While it’s a quick and convenient way to access ChatGPT or Google, what’s most interesting to me is the way it can identify restaurants and stores. So far, this worked best when pointing the camera at a storefront rather than a sign or banner.
For example, when scanning the exterior of Kettl, the Japanese tea shop I mentioned earlier, Visual Intelligence automatically pulled up helpful information such as photos of the various drinks. It reacted similarly when I snapped a picture of a vintage video game store near my office. After hitting the shutter button, Apple displayed the name of the shop along with photos of the inside, a link to visit its website and the option to call the store.
Once I went inside, I used Visual Intelligence to ask ChatGPT for game recommendations based on titles in the store and to learn more about consoles and games in the shop. Its answers were pretty spot on, although it’s always worth remembering that chatbots like ChatGPT aren’t always accurate.

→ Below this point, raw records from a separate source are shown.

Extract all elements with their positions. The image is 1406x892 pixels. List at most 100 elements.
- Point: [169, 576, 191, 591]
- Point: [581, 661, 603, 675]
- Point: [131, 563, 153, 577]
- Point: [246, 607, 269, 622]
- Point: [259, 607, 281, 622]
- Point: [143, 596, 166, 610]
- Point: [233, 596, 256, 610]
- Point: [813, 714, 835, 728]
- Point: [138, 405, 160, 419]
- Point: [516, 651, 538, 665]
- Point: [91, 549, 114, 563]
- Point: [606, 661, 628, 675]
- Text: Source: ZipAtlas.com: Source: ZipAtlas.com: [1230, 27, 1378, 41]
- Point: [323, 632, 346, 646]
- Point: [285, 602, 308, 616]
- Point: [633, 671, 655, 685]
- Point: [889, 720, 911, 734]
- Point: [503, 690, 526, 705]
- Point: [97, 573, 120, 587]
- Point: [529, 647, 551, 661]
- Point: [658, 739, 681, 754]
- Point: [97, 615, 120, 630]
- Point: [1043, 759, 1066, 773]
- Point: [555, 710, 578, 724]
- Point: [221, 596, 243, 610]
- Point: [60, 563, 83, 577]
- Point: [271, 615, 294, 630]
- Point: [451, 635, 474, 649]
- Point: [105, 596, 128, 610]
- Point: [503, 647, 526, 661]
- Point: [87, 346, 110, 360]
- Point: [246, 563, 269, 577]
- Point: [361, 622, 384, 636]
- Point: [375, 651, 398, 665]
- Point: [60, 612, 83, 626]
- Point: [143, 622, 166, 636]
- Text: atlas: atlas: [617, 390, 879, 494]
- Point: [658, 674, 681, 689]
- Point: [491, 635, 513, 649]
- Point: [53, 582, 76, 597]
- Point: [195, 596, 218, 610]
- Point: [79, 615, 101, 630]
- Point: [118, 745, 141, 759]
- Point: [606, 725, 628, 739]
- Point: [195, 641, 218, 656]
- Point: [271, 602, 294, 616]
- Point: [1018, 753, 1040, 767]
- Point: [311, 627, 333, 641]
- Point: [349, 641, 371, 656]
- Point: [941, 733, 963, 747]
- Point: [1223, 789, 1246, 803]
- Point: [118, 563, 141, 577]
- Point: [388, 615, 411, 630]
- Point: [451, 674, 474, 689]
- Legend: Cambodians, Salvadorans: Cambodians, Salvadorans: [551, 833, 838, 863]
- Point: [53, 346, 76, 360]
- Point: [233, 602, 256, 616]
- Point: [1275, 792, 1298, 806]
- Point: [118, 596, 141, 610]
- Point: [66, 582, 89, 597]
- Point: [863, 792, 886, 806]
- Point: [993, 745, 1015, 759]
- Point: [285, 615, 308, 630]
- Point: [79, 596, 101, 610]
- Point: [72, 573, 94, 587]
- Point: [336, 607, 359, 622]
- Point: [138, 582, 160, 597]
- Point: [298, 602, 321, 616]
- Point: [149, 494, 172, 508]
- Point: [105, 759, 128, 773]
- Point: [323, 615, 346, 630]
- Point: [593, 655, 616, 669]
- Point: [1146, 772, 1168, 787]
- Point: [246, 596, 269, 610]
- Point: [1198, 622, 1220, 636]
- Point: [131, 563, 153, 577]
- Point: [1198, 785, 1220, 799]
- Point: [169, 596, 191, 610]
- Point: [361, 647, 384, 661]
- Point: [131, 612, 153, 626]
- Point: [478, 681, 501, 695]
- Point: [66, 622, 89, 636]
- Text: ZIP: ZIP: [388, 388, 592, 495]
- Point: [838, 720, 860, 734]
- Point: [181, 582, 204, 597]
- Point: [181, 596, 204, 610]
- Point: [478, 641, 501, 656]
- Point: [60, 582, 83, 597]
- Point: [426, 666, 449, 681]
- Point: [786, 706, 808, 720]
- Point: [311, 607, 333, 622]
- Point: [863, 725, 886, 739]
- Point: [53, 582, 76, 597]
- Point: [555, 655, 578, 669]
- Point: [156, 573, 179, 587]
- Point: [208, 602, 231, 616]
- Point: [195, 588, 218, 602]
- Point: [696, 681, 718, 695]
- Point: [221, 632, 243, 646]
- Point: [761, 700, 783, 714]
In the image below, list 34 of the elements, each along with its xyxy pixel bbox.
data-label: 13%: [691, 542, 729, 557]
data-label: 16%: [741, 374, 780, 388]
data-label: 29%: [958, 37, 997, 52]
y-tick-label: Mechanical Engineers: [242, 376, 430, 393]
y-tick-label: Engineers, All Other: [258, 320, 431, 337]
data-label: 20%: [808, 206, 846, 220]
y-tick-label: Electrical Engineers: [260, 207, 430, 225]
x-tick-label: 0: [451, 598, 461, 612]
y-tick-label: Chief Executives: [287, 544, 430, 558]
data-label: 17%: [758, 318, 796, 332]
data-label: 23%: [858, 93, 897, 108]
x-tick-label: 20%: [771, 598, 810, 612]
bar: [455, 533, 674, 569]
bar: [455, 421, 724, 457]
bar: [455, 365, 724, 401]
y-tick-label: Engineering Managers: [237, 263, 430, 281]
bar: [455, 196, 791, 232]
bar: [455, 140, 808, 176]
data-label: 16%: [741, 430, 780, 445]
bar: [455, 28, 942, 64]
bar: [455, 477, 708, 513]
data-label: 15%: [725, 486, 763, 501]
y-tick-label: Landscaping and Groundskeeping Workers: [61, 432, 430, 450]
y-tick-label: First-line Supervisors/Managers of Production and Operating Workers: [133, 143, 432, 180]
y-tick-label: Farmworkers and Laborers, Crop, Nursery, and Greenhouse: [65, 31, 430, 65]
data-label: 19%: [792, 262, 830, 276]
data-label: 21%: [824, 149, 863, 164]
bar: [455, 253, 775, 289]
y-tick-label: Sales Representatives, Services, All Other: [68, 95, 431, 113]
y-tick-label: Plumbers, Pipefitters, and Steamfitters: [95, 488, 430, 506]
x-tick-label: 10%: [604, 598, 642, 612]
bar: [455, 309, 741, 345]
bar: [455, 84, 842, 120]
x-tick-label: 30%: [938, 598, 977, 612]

When I asked ChatGPT for games similar to the Persona Dancing series after taking a picture of the games on a shelf, it suggested other titles that are also music- and story-driven. That seems like a sensible answer since the Persona Dancing games are rhythm-based spin offs of the popular Persona Japanese roleplaying games. To find out that the GameBoy Color launched in 1998, all I had to do was snap a quick photo and ask when it was released. (For what it’s worth, I got similar results when asking the same questions in the ChatGPT app.)
Although I’ve been enjoying experimenting with Visual Intelligence so far, I feel like it would be far more useful when traveling. Being able to just point my iPhone at a landmark, store or restaurant to learn more about it would have come in handy during my trips to France and Scotland earlier this year. In a city I’m already familiar with, I don’t often find myself in quick demand for more information about nearby locations.
Read more: What I Learned After Swapping My Apple Watch for Samsung’s Galaxy Ring
Visual Intelligence and the future of phones
It feels impossible not to compare Visual Intelligence to Google Lens, which also lets you learn about the world around you by using your phone’s camera instead of typing in a search term. In its current form (which, again, is an early preview meant for developers), Visual Intelligence almost feels like a dedicated Google Lens/ChatGPT button.
That can make it feel like it’s not new or different, considering Google Lens has existed for years. But the fact that this type of functionality is so important it’s getting its own button on the newest iPhone is telling. It indicates that Apple believes there may be a better way to search for and get things done on our phones.
Apple is far from alone in that conviction; Google, OpenAI, Qualcomm and startups like Rabbit all believe AI can put the camera to use in new ways on our mobile devices by making it more of a discovery tool rather than just a means of capturing photos. At its annual Snapdragon Summit this week, Qualcomm showed off a virtual assistant concept that uses the camera to do things like split the bill three ways at a restaurant based on a photo of the receipt.
The trick is getting regular people to adopt it. Even if it’s faster and more efficient, I’m betting muscle memory may prevent many from ditching the old ways of tapping and swiping in favor of snapping photos.
Building new habits takes time. But Visual Intelligence is only in an early preview stage, so there’s much more to come.